3. Ondiep werken. Zwaar werktuig (Fig. 9).

Fig. 9.
De grote vingertopregelaar in het onderste gedeelte van het quadrant overeenkomstig de vereiste reactiesnelheid. De diepteregelaar vóór de markering in het bovenste gedeelte van het quadrant overeenkomstig de vereiste werkdiepte.

 

 

4. Werktuigen die uitwendig hydraulische druk nodig hebben of om het veiligheidsventiel te laten werken zonder de onderste hefarmen omlaag te houden (Fig. 10).

Fig. 10.
De positie vingertopregelaar in het onderste gedeelte van het quadrant overeenkomstig de vereiste reactiesnelheid.
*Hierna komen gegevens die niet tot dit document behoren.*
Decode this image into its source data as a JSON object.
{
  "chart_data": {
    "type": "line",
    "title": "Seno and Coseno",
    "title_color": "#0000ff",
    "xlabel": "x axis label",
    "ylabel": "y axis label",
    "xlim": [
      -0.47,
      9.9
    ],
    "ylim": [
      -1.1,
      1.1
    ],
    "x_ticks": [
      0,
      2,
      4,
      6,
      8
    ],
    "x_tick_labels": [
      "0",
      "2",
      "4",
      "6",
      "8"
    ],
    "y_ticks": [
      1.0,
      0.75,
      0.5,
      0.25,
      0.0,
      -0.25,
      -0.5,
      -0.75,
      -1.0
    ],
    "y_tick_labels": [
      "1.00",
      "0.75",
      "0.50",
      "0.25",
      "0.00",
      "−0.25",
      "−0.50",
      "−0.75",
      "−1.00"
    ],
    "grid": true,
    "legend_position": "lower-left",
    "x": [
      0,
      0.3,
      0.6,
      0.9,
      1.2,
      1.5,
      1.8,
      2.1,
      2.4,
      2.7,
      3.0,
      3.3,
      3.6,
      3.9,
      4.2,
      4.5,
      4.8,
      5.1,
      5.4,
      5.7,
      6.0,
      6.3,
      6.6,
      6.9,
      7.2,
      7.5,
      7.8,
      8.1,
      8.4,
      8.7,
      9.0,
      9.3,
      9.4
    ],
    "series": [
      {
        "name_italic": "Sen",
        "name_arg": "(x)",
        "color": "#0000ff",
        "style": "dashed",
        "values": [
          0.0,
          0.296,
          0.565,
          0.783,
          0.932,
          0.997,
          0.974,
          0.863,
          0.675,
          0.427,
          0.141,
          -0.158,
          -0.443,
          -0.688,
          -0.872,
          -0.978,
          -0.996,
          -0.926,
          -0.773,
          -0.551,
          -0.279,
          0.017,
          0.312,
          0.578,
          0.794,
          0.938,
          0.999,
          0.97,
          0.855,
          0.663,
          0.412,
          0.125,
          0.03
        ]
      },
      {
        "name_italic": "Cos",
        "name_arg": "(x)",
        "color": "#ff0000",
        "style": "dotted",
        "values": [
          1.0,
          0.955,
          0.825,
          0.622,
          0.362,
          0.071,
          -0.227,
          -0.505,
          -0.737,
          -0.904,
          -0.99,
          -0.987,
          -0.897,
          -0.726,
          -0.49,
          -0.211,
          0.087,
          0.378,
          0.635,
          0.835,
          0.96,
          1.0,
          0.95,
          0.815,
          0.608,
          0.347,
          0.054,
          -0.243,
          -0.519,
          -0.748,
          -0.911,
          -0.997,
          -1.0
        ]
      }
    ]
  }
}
De diepteregelaar vóór de markeringen op het quadrant. Olie zal nu naar uitwendig hydraulisch bediende werktuigen stromen of het veiligheidsventiel zal openen. Beweging van deze regelaar naar onder en voorbij de markeringen op het quadrant zal olie van de werktuigen doen terugvloeien.
5. Positieregeling. Door de grond gaande werktuigen (Fig. 11).

Fig. 11.
De positie vingertopregelaar in het bovenste gedeelte van het quadrant overeenkomstig de vereiste werkdiepte. De diepteregelaar onderaan het quadrant in de stand voor maximum druk.
6. Positieregelaar. Niet door de grond gaande werktuigen (Fig. 12).

Fig. 12.
De positie vingertopregelaar in het bovenste gedeelte van het quadrant overeenkomstig de hoogte waarop het werktuig moet werken. De diepteregelaar op of voorbij de markering op het quadrant.